From the perspectives of particle morphological features, material composition, element composition, and proportion, the physicochemical properties of six typical dust particles on the concentrator mirror are investigated, and it is found that the shapes of different types of dust particles are different; the material composition of the dust particles is complex, and the types of element composition are more varied. The rocky dust particles have more dolomite, albite, and calcium carbonate. The highest content of elemental O is found in the particles, except for the coke. Mg, Si, and Ca elements also appear more frequently.
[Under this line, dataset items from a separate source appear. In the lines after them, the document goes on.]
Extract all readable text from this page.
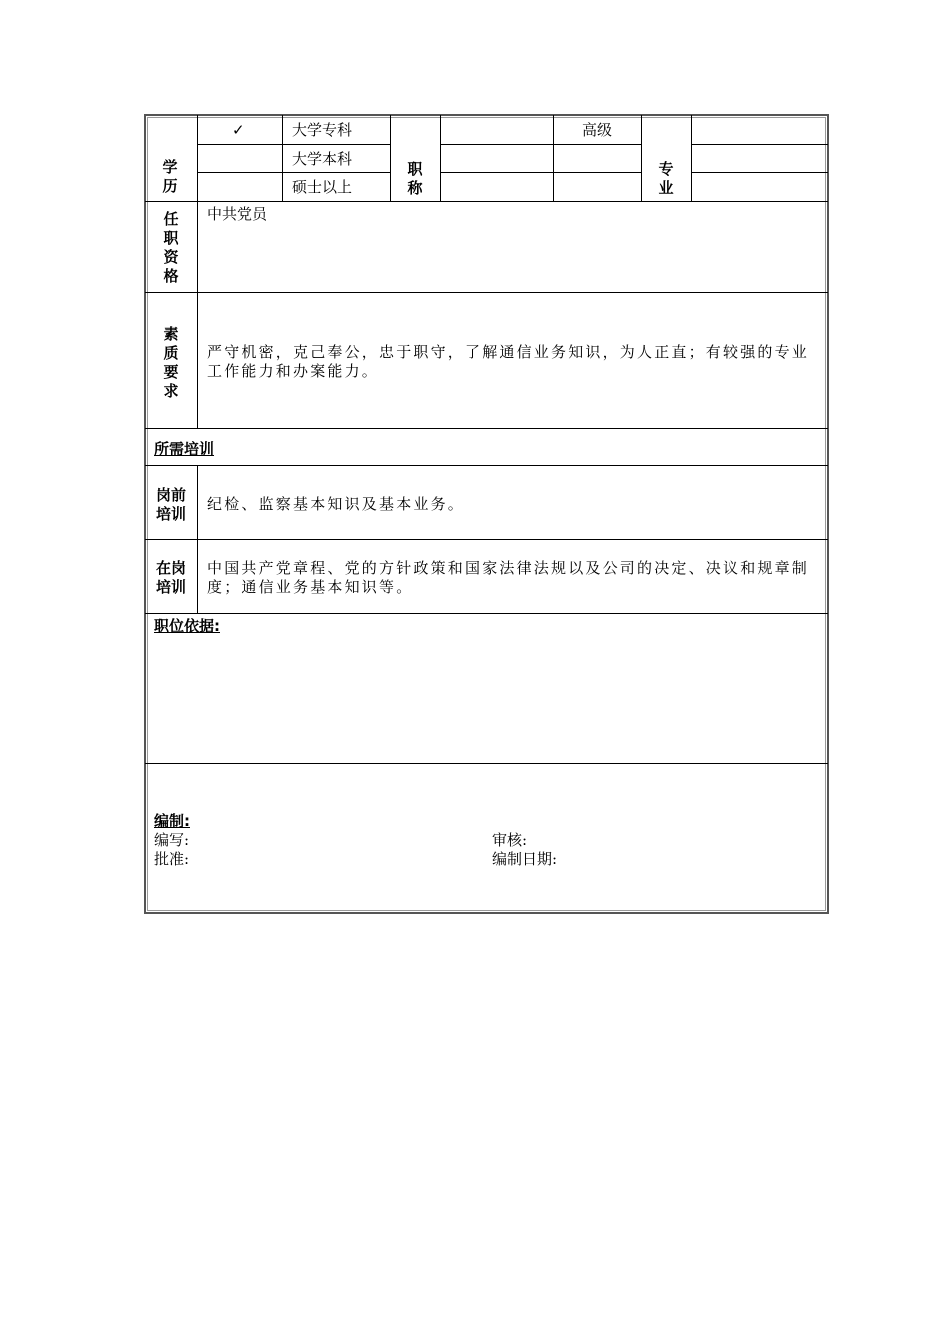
学历
✓	大学专科
大学本科
硕士以上
职称
高级
专业
任职资格
中共党员
素质要求
严守机密，克己奉公，忠于职守，了解通信业务知识，为人正直；有较强的专业工作能力和办案能力。
所需培训
岗前培训
纪检、监察基本知识及基本业务。
在岗培训
中国共产党章程、党的方针政策和国家法律法规以及公司的决定、决议和规章制度；通信业务基本知识等。
职位依据:
编制:
编写:
批准:
审核:
编制日期:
A comparison test of Fresnel high magnification focused photovoltaic/thermal system shows that all kinds of accumulated dust have different impacts on the thermoelectric output, in which the coal gangue in the mirror surface dust increases by 1 g/m², and the gangue dust particles corresponding to the comprehensive performance of the Fresnel high magnification focused photovoltaic/thermal system decreases by 15%. All kinds of accumulated dust have the most serious impacts on the system's electro-thermal performance. The composition of the material affects the electrical power (E) and thermal efficiency (T) of the Fresnel high magnification focused photovoltaic/thermal system in the following order: ESiO2>EFe2O3>ECaCO3>ECaMg(CO3)2 and TSiO2>TCaCO3>TFe2O3>TCaMg(CO3)2, and the elemental composition has the same effect on the electrical and thermal outputs (P), with the following order: PO>PAl>PCa>PMg>PFe>PSi>PC. The results of the study provide a reference for predicting the electrothermal performance of the Fresnel high magnification focused photovoltaic/thermal system in a specific area of dust accumulation and provide a basis for the de-dusting of the Fresnel condenser mirror surface.